About one in 10 children admitted to the hospital with the flu end up in intensive care.

NSW Health Secretary Susan Pearce said on Monday that some 9,500 people had come to the emergency department of NSW Hospital.

“Mondays are very important days in the emergency department because people use discretion not to go on the weekend and then go to ED on a Monday,” he said.
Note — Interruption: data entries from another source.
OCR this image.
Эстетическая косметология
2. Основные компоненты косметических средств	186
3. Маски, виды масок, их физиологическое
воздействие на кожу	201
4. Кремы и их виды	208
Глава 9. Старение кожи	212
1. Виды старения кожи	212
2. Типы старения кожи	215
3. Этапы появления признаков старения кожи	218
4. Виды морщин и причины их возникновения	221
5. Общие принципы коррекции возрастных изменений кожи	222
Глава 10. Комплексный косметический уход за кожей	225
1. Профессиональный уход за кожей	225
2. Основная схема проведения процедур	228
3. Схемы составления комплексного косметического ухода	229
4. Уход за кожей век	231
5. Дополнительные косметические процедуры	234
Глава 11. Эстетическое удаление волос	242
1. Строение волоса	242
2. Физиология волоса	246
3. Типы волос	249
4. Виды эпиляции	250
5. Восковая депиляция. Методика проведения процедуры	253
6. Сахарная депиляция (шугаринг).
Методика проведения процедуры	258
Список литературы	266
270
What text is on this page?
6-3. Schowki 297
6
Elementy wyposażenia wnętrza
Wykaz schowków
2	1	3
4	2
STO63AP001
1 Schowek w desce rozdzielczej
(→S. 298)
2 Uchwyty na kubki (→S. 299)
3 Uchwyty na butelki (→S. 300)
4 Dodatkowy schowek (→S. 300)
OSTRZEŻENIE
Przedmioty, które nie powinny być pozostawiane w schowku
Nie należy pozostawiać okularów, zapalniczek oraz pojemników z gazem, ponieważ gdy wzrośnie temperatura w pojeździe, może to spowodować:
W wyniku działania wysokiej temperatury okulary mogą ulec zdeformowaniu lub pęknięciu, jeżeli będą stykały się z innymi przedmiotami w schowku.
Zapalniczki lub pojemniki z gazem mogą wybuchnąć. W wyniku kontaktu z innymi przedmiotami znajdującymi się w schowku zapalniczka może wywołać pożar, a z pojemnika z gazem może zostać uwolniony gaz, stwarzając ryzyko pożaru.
Monday’s total was an increase of about 500 to 1,000 in what would normally be the day before the pandemic.

Earlier this month, the Herald reported that extreme demand at hospitals had caused patients to be treated in aisles and ambulance carts that could not unload patients due to lack of beds and lists. elective surgery waiting.

Doctors have warned that the block of beds – when hospitals are clogged with patients who do not have beds to admit – was the “worst it has been” in decades.

The president of the Royal Australian College of GPs in NSW, Dr Charlotte Hespe, warned that it was essential for people to be vaccinated against the flu to protect older family members.

“We are seeing a flu epidemic and it is killing the vulnerable. We are once again being more complacent with respiratory viruses and the flu vaccine is vital to protecting those most at risk,” Hespe said.